Varnishing 101

Ireland’s Finest Painting Company is dedicated to bringing out the beauty in your home, from detail-oriented projects to larger, all-encompassing home improvement. Treating the wood in your home with care is an important aspect of home maintenance, and when it comes to varnishing, we can absolutely be of assistance.

If you’d like to take this project on yourself, then you should know that there are several methods and tips that can ensure great results. We hope this guide will help you not only complete, but enjoy your DIY project (at the very least, the final result).



Good work starts with good preparation, so don’t take this first step lightly. While varnishing adds a certain glow to wood surfaces, it doesn’t fix roughness. Because of this, sanding before you start your project is a must.



We would recommend using two coats of varnish for priming. You’ll want to cut it with an odorless spirit, and then strain any impurities out with a cone strainer before getting to work.



Sanding leaves the varnished wood just rough enough for the next coat to stick, so you’ll want to repeat this step before each coat is applied. Using a lighter touch will give you the rougher surface you want, but a heavy-handed approach can leave your wood surface white and covered in unsightly residue. There will be some dust inevitably, but it can be removed with a quick cloth wipe down.

If the wood in question is outside, you can give it a spray with the garden hose as long as you allow enough time for it to dry before applying the varnish.



The best varnishing happens in dry weather that isn’t too hot. For this reason, mornings are a great time to start your project – just make sure any morning dew is wiped from the surface before you begin.

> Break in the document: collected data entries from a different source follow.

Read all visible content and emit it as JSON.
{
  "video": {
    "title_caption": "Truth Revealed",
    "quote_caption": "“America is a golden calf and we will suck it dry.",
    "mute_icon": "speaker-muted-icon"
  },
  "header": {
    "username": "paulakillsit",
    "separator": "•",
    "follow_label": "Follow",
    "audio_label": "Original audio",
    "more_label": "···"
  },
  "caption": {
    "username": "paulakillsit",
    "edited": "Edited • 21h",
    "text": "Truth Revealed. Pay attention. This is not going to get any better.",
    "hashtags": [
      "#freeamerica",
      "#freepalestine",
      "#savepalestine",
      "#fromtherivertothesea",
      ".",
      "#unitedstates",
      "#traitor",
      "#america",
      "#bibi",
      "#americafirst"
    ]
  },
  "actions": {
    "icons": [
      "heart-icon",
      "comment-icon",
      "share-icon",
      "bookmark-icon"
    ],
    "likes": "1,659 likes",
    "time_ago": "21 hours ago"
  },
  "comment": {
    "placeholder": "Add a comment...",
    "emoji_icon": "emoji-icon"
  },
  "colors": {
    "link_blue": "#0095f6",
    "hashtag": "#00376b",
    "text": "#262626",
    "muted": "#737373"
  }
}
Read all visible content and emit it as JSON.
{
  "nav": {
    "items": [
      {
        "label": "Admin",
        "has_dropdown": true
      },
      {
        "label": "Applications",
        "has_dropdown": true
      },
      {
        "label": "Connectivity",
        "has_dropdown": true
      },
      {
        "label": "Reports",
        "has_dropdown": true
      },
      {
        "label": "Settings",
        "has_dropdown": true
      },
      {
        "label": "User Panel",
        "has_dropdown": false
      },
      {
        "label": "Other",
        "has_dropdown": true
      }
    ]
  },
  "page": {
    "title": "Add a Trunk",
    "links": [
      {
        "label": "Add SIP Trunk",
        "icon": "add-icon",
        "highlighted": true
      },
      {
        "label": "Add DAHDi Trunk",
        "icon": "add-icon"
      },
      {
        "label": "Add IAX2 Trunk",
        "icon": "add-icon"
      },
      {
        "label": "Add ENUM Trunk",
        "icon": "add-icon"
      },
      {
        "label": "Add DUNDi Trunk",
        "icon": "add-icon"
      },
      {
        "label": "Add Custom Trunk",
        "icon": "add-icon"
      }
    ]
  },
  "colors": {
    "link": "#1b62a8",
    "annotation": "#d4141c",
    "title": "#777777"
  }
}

With latex gloves on (that can be purchased at most hardware and drug stores), strain the varnish, and then dip it out onto the desired surface instead of pouring it directly on. A small ladle offers the best results, and will keep the varnish from gumming up before you can use it. Make sure your varnish container is closed when not in use.

When it comes to the actual method, it’s helpful to remember that you’re not painting. The varnish really just needs to spread out on the surface completely, but it should be thin. Be sparing with how much you use, and try to just dip the tip of the brush into the varnish.

Sometimes (especially in warmer weather) little bubbles will appear while you’re varnishing. This is usually nothing to worry about, and they should dissipate on their own before you’re ready to sand later. You can check your reflection to see if you’ve missed any spots – if there are dull splotches, you’ll need to do another coat.

When you’re done for the day, either throw away the pot you’ve been holding your varnish in or let it dry out and dispose of it later – throw away any excess instead of putting it back into the larger can, there’s no need to gunk up what hasn’t been used yet!